De rechtbank heeft bij de aangevallen uitspraak het tegen het bestreden besluit gerichte beroep ongegrond verklaard. Kort gezegd heeft de rechtbank overwogen dat appellant de rechtbank er niet van heeft overtuigd dat hij ten minste 19 uur per week heeft gestudeerd. De rechtbank heeft daarbij nog overwogen dat de omstandigheid dat appellant door het verloop van de tijd niet meer in staat is de juistheid van zijn stellingen aan te tonen voor risico van appellant dient te komen aangezien zulks het gevolg is van zijn late aanvraag, in casu circa 12 jaar na de datum in geding.
In hoger beroep wijst appellant er op dat hij in Nederland zijn eerder aangevangen studie voortzette bij de Keulse vestiging van de Turkse Anadolu Universiteit en dat hij in
’s-Gravenhage in dat verband in een aantal vakken examen heeft gedaan. Appellant wijst er tevens op dat hij in de periode 1988/1989 en 1989/1990 een intensieve cursus Nederlands heeft gevolgd aan het toenmalige ITT, onderdeel van de toenmalige Katholieke Universiteit Nijmegen. Voorts stelt appellant dat het feit dat de Sociale Verzekeringsbank de relevante gegevens met betrekking tot de voor hem verstrekte kinderbijslag in de periode in geding niet meer ter beschikking heeft, niet voor zijn rekening kan komen. Appellant heeft wel gegevens overgelegd met betrekking tot betaalde kinderbijslag in 1993 en 1994.

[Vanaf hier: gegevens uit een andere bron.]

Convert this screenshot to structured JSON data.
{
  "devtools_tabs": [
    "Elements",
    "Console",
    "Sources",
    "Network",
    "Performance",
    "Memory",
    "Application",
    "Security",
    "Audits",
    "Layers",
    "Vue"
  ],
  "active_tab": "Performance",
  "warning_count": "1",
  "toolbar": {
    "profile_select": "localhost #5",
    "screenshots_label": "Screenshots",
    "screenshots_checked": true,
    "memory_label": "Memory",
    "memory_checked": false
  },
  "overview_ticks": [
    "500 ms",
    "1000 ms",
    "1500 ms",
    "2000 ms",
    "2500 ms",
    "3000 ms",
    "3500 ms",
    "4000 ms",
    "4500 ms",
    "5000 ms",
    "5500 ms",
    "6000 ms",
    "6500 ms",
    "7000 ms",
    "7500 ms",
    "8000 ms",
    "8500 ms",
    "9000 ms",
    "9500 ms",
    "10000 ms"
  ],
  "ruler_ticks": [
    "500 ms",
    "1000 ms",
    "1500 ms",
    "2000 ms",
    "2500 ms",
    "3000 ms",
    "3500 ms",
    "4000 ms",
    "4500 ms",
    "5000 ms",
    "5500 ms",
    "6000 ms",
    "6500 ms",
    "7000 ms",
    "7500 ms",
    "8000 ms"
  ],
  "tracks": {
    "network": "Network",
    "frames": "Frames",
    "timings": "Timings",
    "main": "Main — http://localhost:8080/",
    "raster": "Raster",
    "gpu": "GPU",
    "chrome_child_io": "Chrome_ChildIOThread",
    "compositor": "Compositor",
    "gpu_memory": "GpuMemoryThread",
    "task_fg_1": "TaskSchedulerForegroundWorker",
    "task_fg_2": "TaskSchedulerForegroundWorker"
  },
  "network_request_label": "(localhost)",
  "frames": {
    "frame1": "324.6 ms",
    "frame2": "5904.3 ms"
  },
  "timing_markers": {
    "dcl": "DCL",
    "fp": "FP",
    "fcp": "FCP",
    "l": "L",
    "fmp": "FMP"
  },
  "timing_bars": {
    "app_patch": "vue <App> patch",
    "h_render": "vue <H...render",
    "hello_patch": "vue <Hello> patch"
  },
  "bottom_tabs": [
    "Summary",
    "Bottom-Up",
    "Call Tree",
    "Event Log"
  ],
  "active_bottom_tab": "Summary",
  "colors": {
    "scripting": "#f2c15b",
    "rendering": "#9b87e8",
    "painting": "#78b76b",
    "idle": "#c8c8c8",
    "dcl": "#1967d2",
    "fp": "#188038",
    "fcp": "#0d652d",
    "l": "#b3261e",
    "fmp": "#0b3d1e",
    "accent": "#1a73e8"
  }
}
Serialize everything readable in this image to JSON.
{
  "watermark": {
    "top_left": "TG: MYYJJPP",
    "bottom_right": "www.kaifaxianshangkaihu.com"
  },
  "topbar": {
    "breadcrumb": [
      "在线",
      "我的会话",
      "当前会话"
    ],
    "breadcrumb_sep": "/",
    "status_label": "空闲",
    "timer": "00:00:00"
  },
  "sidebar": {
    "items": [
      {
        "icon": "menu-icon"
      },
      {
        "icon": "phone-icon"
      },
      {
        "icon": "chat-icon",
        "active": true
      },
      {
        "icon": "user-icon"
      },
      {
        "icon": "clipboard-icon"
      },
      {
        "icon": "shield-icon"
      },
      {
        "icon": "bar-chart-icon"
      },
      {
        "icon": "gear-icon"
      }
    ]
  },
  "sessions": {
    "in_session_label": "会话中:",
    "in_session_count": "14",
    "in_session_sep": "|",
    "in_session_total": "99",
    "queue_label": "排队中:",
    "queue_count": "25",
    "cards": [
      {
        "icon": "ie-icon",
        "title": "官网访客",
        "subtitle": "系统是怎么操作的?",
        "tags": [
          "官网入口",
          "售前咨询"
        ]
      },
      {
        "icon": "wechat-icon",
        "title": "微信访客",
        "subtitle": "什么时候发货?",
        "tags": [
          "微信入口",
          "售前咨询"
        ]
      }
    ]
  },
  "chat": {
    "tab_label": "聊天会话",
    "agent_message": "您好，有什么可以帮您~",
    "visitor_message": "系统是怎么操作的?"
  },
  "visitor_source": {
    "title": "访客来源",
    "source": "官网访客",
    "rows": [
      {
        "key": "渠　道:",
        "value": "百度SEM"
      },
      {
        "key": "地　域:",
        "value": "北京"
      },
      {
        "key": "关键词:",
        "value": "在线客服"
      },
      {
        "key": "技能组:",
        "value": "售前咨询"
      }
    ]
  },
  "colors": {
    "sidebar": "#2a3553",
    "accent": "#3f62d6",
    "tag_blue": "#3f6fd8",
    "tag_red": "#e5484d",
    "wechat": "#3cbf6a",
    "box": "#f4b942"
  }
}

De Raad overweegt als volgt.
De stellingen van appellant in hoger beroep vormen een herhaling van hetgeen door appellant in eerdere instantie is aangevoerd. Aangezien de Raad zich kan verenigen met hetgeen de rechtbank heeft vastgesteld en overwogen, ziet hij geen aanleiding om nader uitgebreid op die stellingen in te gaan en volstaat de Raad er mee te verwijzen naar de overwegingen in de aangevallen uitspraak. Met de rechtbank en het Uwv is de Raad van oordeel dat appellant niet overtuigend heeft aangetoond dat hij minstens meer dan de helft van de voor werkzaamheden beschikbare tijd besteedde aan studie. De Raad voegt daar nog aan toe dat het feit dat appellant thans niet meer in de gelegenheid is om het daarvoor benodigde bewijs aan te dragen voor appellants rekening dient te blijven nu appellant de aanvraag voor de AAW-uitkering eerst meer dan 12 jaar na het intreden van de arbeidsongeschiktheid heeft gedaan.
Het hoger beroep slaagt derhalve niet. De aangevallen uitspraak komt voor bevestiging in aanmerking.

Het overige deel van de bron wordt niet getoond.